Вот и конец. Все получилось как надо. Земля скована холодом, но инопланетяне ушли, и солнце вернулось. Жизнь возродится вновь. Он угадал правильно — а если не угадал, то по крайней мере выиграл. Эдвард зевнул и потянулся.

Все бы хорошо, вот только игра не желала заканчиваться. Она продолжалась. Эдвард нахмурился. Логика — по крайней мере логика Зефа — подсказывала, что не все еще доведено до конца. Что же он упустил из виду?

Он вдумался в ситуацию. На экране стояла ночь, последняя перед восходом старого, не закрытого фильтром солнца. Маленькая фигурка Эдварда, неутомимая как всегда, топала по легкой пороше. Он направил себя по замерзшей реке, ведущей на север из города, и прошел много миль, оставляя за собой цепочку миниатюрных следов.

Это тянулось долго. Он потерял счет минутам и часам среди освещенного луной пейзажа. Сугробы уходили вдаль, как волны или песчаные дюны, изредка прерываемые хвойной рощицей или разрушенным фермерским домом, — снег, укрывший развалины, напоминал смятое одеяло беспокойно спящего человека. Возможно, время и было главной проблемой. Он разбил космическую линзу и прогнал захватчиков-инопланетян, но с временем, которое они ускорили, так ничего и не сделал, правильно? И даже если ускорение прекратилось само по себе, можно ли исправить ущерб, который оно нанесло? Эдвард попытался стать на точку зрения фаната научной фантастики. Земля мертва, тут уж ничего не попишешь. Может, он действительно опоздал с помощью. В него стал закрадываться страх. Так выиграл он в конце концов или проиграл?

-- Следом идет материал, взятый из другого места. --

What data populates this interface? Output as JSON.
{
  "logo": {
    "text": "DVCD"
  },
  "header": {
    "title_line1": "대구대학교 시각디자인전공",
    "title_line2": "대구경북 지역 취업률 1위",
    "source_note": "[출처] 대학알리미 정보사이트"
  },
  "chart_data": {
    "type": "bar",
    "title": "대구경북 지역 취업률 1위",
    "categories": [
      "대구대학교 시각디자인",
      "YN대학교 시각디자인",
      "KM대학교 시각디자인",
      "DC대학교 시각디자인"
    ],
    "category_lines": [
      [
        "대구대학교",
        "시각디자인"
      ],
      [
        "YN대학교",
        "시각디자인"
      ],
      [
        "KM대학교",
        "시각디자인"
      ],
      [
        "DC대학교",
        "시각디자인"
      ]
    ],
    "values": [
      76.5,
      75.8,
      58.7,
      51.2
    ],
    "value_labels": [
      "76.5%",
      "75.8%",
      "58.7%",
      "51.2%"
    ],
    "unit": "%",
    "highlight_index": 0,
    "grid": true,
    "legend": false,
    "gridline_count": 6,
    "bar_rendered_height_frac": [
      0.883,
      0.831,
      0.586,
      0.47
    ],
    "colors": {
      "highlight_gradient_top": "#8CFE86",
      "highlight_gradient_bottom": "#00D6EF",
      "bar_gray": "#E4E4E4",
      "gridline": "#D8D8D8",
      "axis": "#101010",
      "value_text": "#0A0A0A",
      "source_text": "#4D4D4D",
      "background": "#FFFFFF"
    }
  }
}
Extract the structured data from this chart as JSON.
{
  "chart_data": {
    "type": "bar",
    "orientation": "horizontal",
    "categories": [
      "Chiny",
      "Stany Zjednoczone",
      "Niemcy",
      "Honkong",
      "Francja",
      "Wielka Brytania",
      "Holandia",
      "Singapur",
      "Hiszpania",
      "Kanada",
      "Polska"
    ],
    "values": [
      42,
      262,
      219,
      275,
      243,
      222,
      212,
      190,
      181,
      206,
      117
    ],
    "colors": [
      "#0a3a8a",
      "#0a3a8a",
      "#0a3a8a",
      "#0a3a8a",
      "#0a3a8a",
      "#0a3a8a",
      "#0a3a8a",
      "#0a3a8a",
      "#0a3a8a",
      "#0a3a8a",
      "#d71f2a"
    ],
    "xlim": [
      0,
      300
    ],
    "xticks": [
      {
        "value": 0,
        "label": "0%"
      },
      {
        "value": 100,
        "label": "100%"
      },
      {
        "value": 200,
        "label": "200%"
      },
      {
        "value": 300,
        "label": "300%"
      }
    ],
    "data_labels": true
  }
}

Последний изгиб реки — и он на месте. Развалины старого моста давно исчезли, но Эдвард узнал очертания утеса. Именно здесь начиналась игра. Жесткую густую траву на вершине покрывал иней, но она почему-то пережила похолодание. Настоящая Киммерия. Может, Артист и Часовню Роз где-то припас для него? Заря окрасила снежное поле в розовато-серый цвет. Иней постепенно таял, превращаясь в росу. Нагнувшись, Эдвард увидел в каждой капле — он давно уже перестал удивляться такой детальной разработке — отражение целого мира, дробящееся и повторяющееся до бесконечности.

Старый почтовый ящик, пустой, по-прежнему висел на столбе. Тонкие березы и осины, через которые он шел в начале игры, согнулись под тяжестью снега и образовали крытую ветвями аркаду. Большое дерево рядом с ними рухнуло и лежало с вывороченными корнями. Эдвард, устроившись поуютнее в удобном кресле бизнес-класса, закрыл глаза.

Но игра продолжалась, несмотря ни на что. Пригибаясь и обрушивая на себя снег с веток, он углублялся в рощу. Кажется, здесь он когда-то вошел в нее — может быть, здесь сумеет и выйти. Он довел этот мир до точки — самое время смыться с черного хода и начать все заново в новом. Авось в другой раз ему больше повезет. Он шел и шел, но конца этому лесу не было. Подбоченившись, он посмотрел вверх, на серый пустой купол неба. Знаете что? Надоело ему разгадывать чужие загадки, проскакивать сквозь чужие силки, копаться в чужих секретах. Да и свои секреты тоже ему надоели. Он глубоко вдохнул в себя свежий холодный воздух.

Стало совсем светло, и пошел снег, Он сыпал и сыпал — не теми крупными хлопьями, которые превращаются в слякоть, едва коснувшись земли, а мелкой крупой, из которой только и получаются хорошие, качественные заносы. Эдвард, смахнув снежок со знакомых белых перил, облокотился на них и стал смотреть на замерзшую реку. Знакомые, родные места — оно и понятно, ведь он здесь вырос. Время, видимо, убежало так далеко вперед, что сделало петлю и вернулось назад., потому что он опять в Мэне, и отец у него жив, и родители все еще вместе. «Может, я все-таки выиграл, — думал во сне Эдвард, — и это моя награда».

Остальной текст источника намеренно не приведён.